A Bolsa de Mercadorias & Futuros (BM&F), em São Paulo, quer expandir sua capacidade diária de processamento dos 50 mil negócios ao final de 2007 para 400 mil no primeiro trimestre de 2009. Com a plataforma eletrônica que está desenvolvendo, em março o sistema já era capaz de processar 100 mil transações, sendo que alguns contratos acomodavam 200 mil negócios por dia.
No primeiro trimestre deste ano, a Bolsa anunciou aumento de 24,5% em seu lucro líquido, para R$ 85,1 milhões. No mesmo período, o volume de contratos negociados subiu 14,6%, para 105,3 milhões.
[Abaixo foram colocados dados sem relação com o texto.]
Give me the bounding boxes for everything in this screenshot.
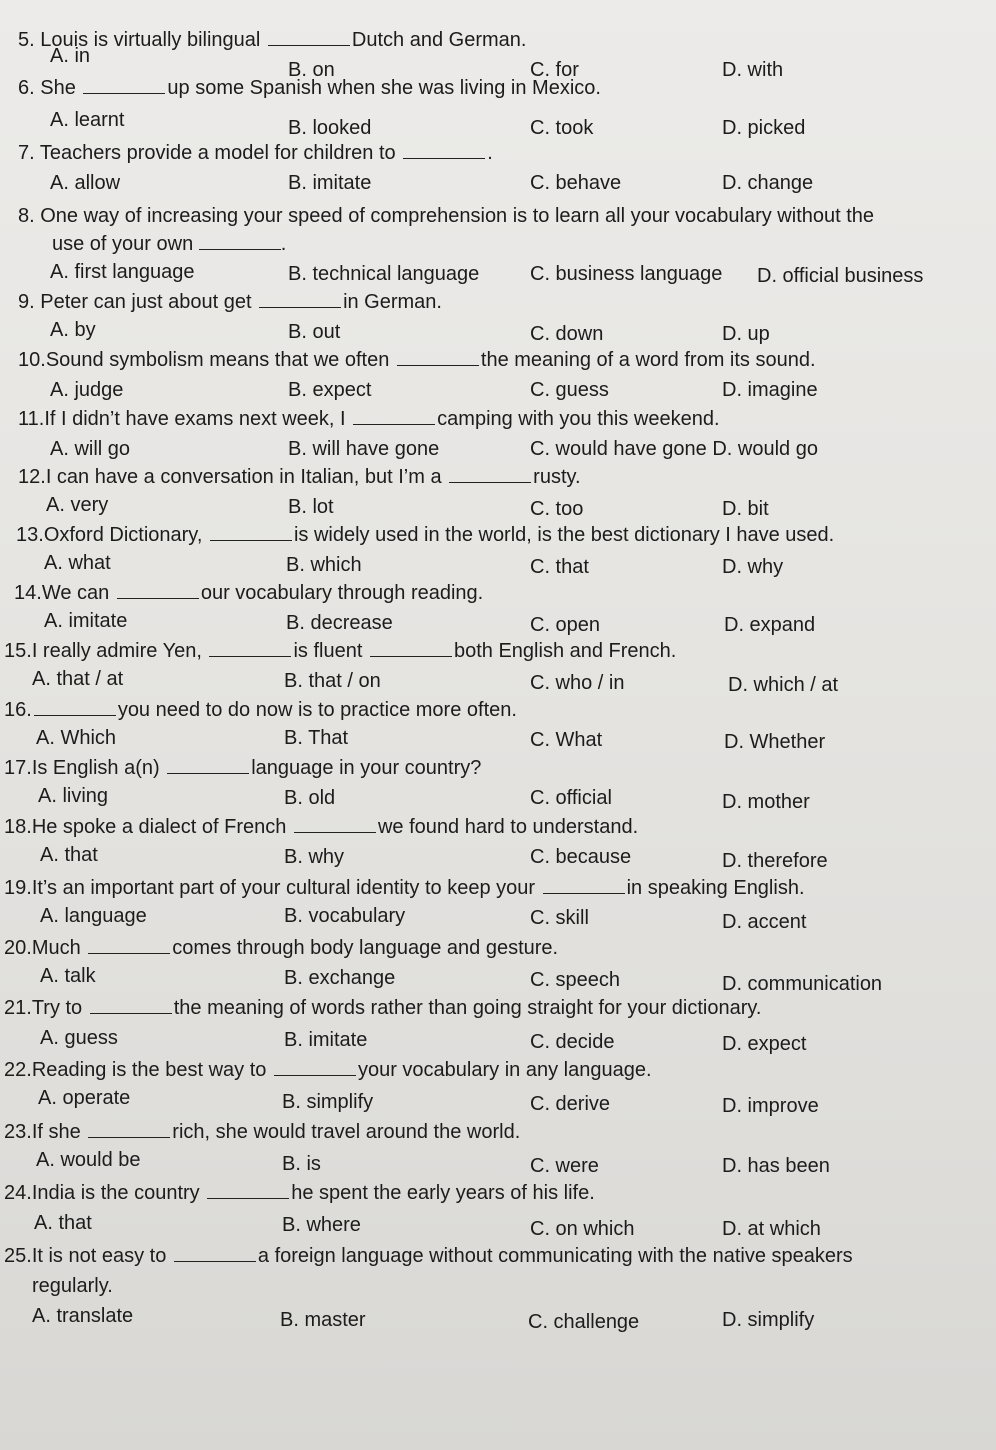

Todos os ativos da BM&F podem ser negociados nesta plataforma. Segundo o diretor de Relações com Investidores da BM&F Bovespa (a Nova Bolsa), João Lauro do Amaral, haverá um aumento relevante no volume de negociações, especialmente quando o sistema permitir ao investidor pessoa física inserir sua ordem diretamente no sistema, sem precisar ligar para a corretora a cada solicitação de compra ou venda. Em teleconferência, ele disse que o chamado Direct Access Market iniciará suas operações "nos próximos meses".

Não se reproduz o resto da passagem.